Bonne nouvelle, des points de vue précédemment irréconciliables semblent, en ce début d’année, trouver quelques terrains d’entente. Tandis que du côté de la pensée libérale internationale une vraie réflexion sur l’impact contre-productif des inégalités est en train de s’imposer –Jean-Marc Vittori, éditorialiste du journal Les Echos, décrit remarquablement dans son article «Quand les inégalités torpillent la croissance» l’aggiornamento actuellement à l’œuvre au sein de la communauté des économistes: trop d’inégalités seraient finalement contre-productives et nuiraient à la sacro-sainte efficacité économique et in fine à la croissance. Il appuie notamment son propos sur une étude récemment publiée par une équipe de chercheurs du FMI. De son côté, l’hebdomadaire anglo-saxon The Economist, icône libérale mondialisée, pose depuis plusieurs mois la question du risque que ces inégalités font peser sur l’équilibre du monde et plus directement sur la croissance ─de l’autre côté de la barrière, on sent poindre un volontarisme encourageant chez les hyper-réalistes de la gauche française.

L'inflexion des idées ne suffit pas

Il y eut bien sur des actes esseulés par le passé, avec Claude Allègre, ancien ministre de l’Education, et son explosif «dégraissage de mammouth», mais cette tentative était probablement trop brutale pour avoir la moindre chance de nourrir le logiciel socialiste.

Plus récemment, Matthieu Pigasse, banquier d’affaires de gauche, tentait, dans son livre Révolutions sorti en 2012, d’infléchir et de moderniser la pensée économique et la relation au monde de ses comparses politiques. Las, sur la question de la nécessaire réduction des déficits européens, le choix des mots «baisse de la masse salariale des administrations publiques» trahissait encore la difficulté de dire les choses telles quelles sont, c’est-à-dire la nécessaire réduction des effectifs.
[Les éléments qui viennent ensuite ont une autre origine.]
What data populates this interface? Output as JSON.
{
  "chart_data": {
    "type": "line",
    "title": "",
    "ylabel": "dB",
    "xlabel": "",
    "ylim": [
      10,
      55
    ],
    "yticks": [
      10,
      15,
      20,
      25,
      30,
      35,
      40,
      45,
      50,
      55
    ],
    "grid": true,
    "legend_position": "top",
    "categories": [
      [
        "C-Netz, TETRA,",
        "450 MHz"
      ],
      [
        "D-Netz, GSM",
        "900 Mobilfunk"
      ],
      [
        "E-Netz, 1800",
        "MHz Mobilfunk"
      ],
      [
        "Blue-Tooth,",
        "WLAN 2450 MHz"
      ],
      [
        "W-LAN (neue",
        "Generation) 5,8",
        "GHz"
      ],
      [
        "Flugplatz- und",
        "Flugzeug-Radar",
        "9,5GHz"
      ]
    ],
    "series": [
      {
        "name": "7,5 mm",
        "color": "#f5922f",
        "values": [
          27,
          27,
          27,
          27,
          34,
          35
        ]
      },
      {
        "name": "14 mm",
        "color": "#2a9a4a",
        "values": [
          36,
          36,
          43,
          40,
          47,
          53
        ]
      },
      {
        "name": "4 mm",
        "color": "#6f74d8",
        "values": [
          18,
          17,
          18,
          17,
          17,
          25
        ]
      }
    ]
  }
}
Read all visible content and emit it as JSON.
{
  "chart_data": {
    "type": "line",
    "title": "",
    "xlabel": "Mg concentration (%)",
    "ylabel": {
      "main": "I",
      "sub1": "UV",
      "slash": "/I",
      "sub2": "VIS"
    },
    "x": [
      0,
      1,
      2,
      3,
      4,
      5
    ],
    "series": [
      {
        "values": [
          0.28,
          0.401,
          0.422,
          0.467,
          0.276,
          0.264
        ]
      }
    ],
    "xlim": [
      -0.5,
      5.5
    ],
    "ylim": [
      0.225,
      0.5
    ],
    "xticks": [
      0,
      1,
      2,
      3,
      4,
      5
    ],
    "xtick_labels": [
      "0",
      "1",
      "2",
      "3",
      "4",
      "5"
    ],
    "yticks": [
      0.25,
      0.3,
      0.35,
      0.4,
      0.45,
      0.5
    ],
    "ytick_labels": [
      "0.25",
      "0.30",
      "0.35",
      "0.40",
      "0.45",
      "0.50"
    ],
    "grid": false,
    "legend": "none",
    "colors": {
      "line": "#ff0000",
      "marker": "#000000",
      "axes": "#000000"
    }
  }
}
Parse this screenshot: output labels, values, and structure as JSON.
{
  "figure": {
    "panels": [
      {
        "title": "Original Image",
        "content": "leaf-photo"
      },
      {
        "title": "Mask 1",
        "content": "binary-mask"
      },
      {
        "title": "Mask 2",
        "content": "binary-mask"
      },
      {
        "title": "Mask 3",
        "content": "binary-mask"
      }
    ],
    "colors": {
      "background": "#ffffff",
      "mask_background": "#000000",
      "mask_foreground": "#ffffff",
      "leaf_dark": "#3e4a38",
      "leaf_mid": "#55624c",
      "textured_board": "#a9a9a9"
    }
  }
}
Dans son dernier ouvrage, Eloge de l’anormalité, le même Matthieu Pigasse ose plus et précise quelques grandes réformes de l’Etat qui permettraient de réduire son poids, avec la suppression des départements et une solidarité plus ciblée, tout en continuant d’éviter de toucher au sacro-saint corps électoral de la gauche.

Mieux, dans Le Capital au XXIe siècle, Thomas Piketty, économiste de gauche, rappelle l’importance de remettre en question constamment l’Etat, ses prérogatives et sa structure organisationnelle. Détaillant son poids toujours grandissant et notant qu’il est absurde de vouloir le «retour de l’Etat» quand «le poids de la puissance publique n’a jamais été aussi élevé», il se refuse néanmoins à préciser que ces remises en question impliquent la capacité de faire mieux et plus avec, donc, moins de fonctionnaires.

Enfin, Hubert Védrine décrit dans son dernier livre, sans ambages et dès les premières pages, l’énormité de la sphère publique, de ses charges, de son faible rendement par rapport aux autres pays. Il est une des rares voix à gauche à s’élever contre cette habitude toute française de chercher ailleurs la responsabilité de nos problèmes et contre cette échappée suicidaire vers une troisième voie censée protéger l’exceptionnalisme français. Ce livre, assez enthousiasmant quant à sa volonté de présenter les choses telles qu’elles sont (une constance chez son auteur), n’y va pas par quatre chemins: la réforme doit passer notamment par la réduction de la taille de l’Etat et donc du nombre de fonctionnaires.

Bien sûr, seule, l’inflexion des idées ne suffit pas. Elles doivent être appliquées par des acteurs qui sauront les expliquer et convaincre dans la durée, tout en progressant avec cran malgré la multiplication des blocages qui ne manqueront pas. Manuel Valls saura-t-il porter cette nécessaire modernisation de l’Etat?

Si seul le temps permettra de répondre à cette question, on peut noter sa relativement ambitieuse déclaration de politique générale ─même si un horizon plus court aurait été souhaitable─, la transversalité gauche/droite de certaines de ses idées, notamment au niveau économique, couplée à un vrai courage politique et à un talent de communiquant éprouvé.

Toujours est-il que le monde bouge, et nous aussi. Et cela fait du bien.